A Rough Guide to Fieldsports
All field sports basically follow the same pattern: some people move a ball while others watch them doing it. Here's a rough guide to distinguish the various disciplines from another:
- If there are two teams kicking a round ball around a medium sized lawn it's soccer.
- If the ball is a bit off-round, the teams look rather wild, assemble in circles before kick off and shout maori war chants to frighten the opposite team into surrender, it's rugby.
- If the players wear heavy body armour and the maori war chants are replaced by a crowd of over excited teenagers bobbing around on the side you're watching football.
- Unless all this is happening on ice, the ball is a disc and the players use sticks to move the ball - then it's ice hockey.
- Drop the foul language, the aggression and substitute the ice with a nice and well-kempt lawn again and you've got field hockey.
- If the players just seem to practice by throwing a ball to the only player that could afford a club then it's baseball.
- Unless the players are all clad in white and the guy with the club tries to hit a curious assembly of 5 wooden bits behind the one throwing the ball - then it's cricket.
- If every player has got his own ball and more than one club it's golf.
- If there is only one ball and it is shot rather gently through a series of loops with a sort of long handled wooden mallet instead of into a small hole in the ground, then it's croquet.

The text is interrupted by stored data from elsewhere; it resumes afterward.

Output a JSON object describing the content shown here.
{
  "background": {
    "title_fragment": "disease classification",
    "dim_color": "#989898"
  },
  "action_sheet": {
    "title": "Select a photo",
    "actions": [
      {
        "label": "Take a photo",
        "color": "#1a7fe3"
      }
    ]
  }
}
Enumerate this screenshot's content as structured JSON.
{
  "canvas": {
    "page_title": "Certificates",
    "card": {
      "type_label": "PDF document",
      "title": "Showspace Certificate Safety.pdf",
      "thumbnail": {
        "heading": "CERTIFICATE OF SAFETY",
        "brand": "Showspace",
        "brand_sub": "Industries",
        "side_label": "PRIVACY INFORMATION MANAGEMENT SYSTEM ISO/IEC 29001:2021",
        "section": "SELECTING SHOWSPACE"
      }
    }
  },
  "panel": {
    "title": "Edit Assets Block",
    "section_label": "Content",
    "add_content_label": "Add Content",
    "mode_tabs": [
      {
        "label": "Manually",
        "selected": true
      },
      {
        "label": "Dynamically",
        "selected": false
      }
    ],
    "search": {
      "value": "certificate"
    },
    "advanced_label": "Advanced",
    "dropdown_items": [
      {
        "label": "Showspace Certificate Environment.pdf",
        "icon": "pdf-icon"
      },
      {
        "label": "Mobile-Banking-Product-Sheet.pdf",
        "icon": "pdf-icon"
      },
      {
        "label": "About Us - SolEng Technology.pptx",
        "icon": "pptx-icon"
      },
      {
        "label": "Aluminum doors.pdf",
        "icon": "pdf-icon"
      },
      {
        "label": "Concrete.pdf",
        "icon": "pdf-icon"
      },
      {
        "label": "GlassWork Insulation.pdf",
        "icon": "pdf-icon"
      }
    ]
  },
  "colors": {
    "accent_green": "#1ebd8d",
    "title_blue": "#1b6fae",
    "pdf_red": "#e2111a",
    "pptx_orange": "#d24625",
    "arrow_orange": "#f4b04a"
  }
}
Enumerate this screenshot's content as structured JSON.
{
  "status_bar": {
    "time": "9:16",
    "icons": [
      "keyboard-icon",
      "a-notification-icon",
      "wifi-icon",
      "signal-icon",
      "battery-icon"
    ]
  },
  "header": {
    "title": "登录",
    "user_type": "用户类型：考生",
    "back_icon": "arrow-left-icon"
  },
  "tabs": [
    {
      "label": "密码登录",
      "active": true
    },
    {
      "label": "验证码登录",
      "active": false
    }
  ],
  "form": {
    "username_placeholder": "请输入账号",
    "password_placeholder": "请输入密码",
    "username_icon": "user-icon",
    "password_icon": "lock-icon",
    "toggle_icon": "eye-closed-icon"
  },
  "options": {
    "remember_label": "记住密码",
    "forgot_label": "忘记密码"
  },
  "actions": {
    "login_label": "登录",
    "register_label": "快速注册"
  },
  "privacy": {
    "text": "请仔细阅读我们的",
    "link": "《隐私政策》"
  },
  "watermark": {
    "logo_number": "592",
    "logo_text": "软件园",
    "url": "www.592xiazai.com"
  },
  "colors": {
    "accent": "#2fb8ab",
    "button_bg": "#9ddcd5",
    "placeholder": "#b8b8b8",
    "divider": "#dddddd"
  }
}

- Make the handles of the mallets a bit longer, skip the loops and put the players onto horses: Polo.
- If ordinary Polo seems a wee bit fast-paced, and, frankly, rather ordinary, exchange the horses with elephants and you get Elephant Polo. Might be difficult to form a team in the Home Counties, though.
- For people who can't afford elephants and a mallet, of course there is always Cycle Ball, which is a bit like soccer played indoors but with the players mounted on bicycles and the rule that the ball must be moved by the wheels of the bicycles (I'm not too firm regarding the rules here, maybe the odd touch by the pedal is ok as well). Although this might not really be considered a "field sport" due to its more indoor nature.
- To get back outdoors, and, of course, field sports: if the target is furry, feathery or scaled, not even off-round, moves very fast and is usually pursued by you (and you alone), then we have finally reached the other definition of Field Sports, i.e. hunting, fishing or shooting. But since that is generally not regarded as a "spectator sport" we will leave it as that.